La plupart des lois instaurant de tels programmes de stérilisation peuvent se diviser en trois catégories : celles qui étaient motivées par des considérations relatives à l'hérédité (eugénisme traditionnel), celles qui prétendaient que de telles pratiques menaient à la vitalité (eugénisme thérapeutique) et celles qui voulaient punir une catégorie de personnes (pénal) — bien que ces motivations se soient combinées en théorie et en pratique, la stérilisation des « délinquants » étant considérée comme traitement eugénique de sélection de la population et comme châtiment. L'arrêt de la Cour suprême lors de Buck v. Bell, en 1927, avait mis hors-la-loi la stérilisation contrainte en tant que châtiment.
La plupart des opérations de stérilisation visaient simplement à empêcher toute reproduction (par exemple en sectionnant le canal déférent chez les hommes), bien que certains États (l'Oregon et le Dakota du Nord) prévoyaient la castration. La plupart des opérations de stérilisation étaient menées sous des statuts eugéniques, dans des hôpitaux psychiatriques ou des instituts pour personnes handicapées.
Après la Seconde Guerre mondiale et les politiques d'extermination de l'Allemagne nazie, qui comprenaient un volet eugénique, l'opinion publique devint moins favorable aux programmes de stérilisation. Pour autant, les pratiques de stérilisation continuèrent à un niveau relativement élevé jusqu'au début des années 1960. Le Oregon Board of Eugenics, rebaptisé Board of Social Protection, a existé jusqu'en 1983, avec les dernières stérilisations de force pratiquées en 1981.
Le commonwealth de Porto Rico avait aussi un programme de stérilisation. La législation à ce sujet resta en vigueur dans beaucoup d'États après les années 1960, bien qu'elle n'ait été quasiment plus utilisée. À elle seule, la Californie compte pour plus d'un tiers des cas de stérilisations forcées. Les eugénistes E. S. Gosney et Paul B. Popenoe ont rendu public une bonne partie de ce programme dans un livre qui fut utilisé par le Troisième Reich pour appuyer la thèse selon laquelle un programme de stérilisations forcées à grande échelle était envisageable.

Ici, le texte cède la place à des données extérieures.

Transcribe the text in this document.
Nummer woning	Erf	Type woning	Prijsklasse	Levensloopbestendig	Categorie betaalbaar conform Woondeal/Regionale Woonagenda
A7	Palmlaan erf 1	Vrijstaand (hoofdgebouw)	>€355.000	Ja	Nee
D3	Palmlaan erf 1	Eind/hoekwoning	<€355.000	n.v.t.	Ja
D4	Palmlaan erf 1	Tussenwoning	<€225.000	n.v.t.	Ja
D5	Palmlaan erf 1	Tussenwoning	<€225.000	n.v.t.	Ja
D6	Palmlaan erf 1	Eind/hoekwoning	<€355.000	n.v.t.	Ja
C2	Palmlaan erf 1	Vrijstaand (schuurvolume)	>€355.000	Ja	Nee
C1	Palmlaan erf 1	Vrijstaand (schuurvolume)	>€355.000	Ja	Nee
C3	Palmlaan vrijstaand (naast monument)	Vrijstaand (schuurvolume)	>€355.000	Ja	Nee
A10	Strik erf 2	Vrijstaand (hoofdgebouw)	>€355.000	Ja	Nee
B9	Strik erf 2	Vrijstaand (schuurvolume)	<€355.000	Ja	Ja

Récemment, les gouverneurs de beaucoup d'États, en commençant par la Virginie, puis l'Oregon et la Californie, ont présenté des excuses publiques pour les programmes de stérilisations contraintes. Néanmoins, aucun n'a proposé de compensation financière, au prétexte que peu de victimes étaient encore en vie et qu'il était difficile de retrouver leurs traces administratives. Au moins une plainte a été déposée, déclarant dans Poe v. Lynchburg Training School & Hospital (1981) que la stérilisation était anticonstitutionnelle. La plainte fut rejetée, au motif que la loi n'était plus en vigueur. Les défenseurs reçurent néanmoins quelque indemnisation, au motif que la loi elle-même demandait l'information des patients, obligation qui n'avait pas été satisfaite.
En juillet 2013, le Center for Investigative Reporting accuse l'administration pénitentiaire de l'état de Californie d'avoir pratiqué des stérilisations forcées sur au moins 148 femmes détenues entre 2006 et 2010.